New regulations made their mark on at the first day of pre-season Formula One testing in Spain on Tuesday, quickly deflating enthusiasm as teams' 2014 cars took to the track for the first time.
Ferrari's Kimi Raikkonen was fastest as he made his return to the team, while Red Bull driver Vettel completed just three laps. Former champion Lewis Hamilton crashed his Mercedes, and McLaren failed to make it out of the garage.
Setup problems plagued Red Bull's new RB10 car of before he emerged with just 15 minutes of testing time left. In all, only 93 laps were completed by eight of the 10 teams present at the race circuit in Jerez, Spain.
That was a far cry from the 657 on the opening day of testing last year, and provided scant value for fans who had paid for tickets.
New engines prove problematic
Teams have had to make several changes to their cars for the new season, the most major of them being the long-planned switch from a 2.4-liter V8 engine to a 1.6-liter turbo-charged V6.
"The car looks very different - especially underneath," said Vettel, whose former team mate Mark Webber has been swapped for another Australian, Daniel Ricciardo.
"There is a lot going on. The technology behind it is really complex," Vettel said. "We are all starting with a sheet of white paper. We will know more after the first tests and the first grand prix. It will take a bit of time to adjust."
Changes on the nose
Among the other enforced changes are new noses for the vehicles, introduced to limit the chances of cars taking flight during collisions. Red Bull 's veteran designer and technical director, Adrian Newey, however, said at testing he was "concerned the opposite may occur" and cars could "submarine."
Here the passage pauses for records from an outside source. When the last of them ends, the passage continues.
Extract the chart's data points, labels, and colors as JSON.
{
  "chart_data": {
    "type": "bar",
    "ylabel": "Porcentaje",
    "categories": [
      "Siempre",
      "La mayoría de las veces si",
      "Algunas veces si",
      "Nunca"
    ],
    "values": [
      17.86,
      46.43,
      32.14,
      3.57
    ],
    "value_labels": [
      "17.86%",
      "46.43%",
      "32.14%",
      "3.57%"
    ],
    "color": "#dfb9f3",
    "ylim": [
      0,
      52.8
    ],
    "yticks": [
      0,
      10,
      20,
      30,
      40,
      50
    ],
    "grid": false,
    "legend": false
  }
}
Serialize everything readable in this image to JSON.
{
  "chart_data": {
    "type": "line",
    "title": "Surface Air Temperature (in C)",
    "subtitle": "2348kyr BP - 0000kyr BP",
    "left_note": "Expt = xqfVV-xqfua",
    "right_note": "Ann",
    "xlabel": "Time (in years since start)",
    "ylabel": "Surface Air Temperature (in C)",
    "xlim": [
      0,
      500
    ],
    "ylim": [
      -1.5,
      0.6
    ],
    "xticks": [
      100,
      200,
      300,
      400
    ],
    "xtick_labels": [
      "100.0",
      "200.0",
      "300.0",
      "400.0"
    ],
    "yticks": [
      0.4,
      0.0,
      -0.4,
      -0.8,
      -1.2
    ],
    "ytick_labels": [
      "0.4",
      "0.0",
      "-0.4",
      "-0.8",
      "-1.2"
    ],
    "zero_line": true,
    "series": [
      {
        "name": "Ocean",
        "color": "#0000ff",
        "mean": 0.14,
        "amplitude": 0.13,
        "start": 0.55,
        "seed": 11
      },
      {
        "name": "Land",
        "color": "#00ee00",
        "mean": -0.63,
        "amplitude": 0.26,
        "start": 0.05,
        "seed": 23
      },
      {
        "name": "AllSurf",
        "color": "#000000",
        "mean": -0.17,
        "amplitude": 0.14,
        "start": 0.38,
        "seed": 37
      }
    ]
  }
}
Raikkonen - back at the team where he won the 2007 drivers' title - said the aim of the week was for both drivers and their teams to get used to their new cars:
"The biggest challenge is just getting all the things working as we want," he said. "Everyone wants to see more laps and obviously we want to do more laps, but it is pretty normal with such a big change. It will take time before we can all go at 100 percent. Lap times don't mean anything right now. We are just trying to get the car working as well as we can."
Prayers for Schumi
A host of drivers expressed their ongoing concern for F1's most succesful driver in history, Michael Schumacher, who remains in a coma after a skiing accident on December 29. The Mercedes cars of Brit Hamilton and German team mate Nico Rosberg both carried the Twitter hashtag #KeepFightingMichael on their chassis, with Schumacher's teammate of three seasons Rosberg saying the team wanted to show they were "thinking of him and hoping for the best every day."
Vettel said he was "still shocked as everyone and obviously I pray and hope a miracle will happen and he will come back and be the person he has always been before."
Pre-season testing continues in Jerez until Friday, then moves to Bahrain from February 19 to 22 and February 27 to March 2. The 2014 season opens on March 16 with the Australian Grand Prix in Melbourne.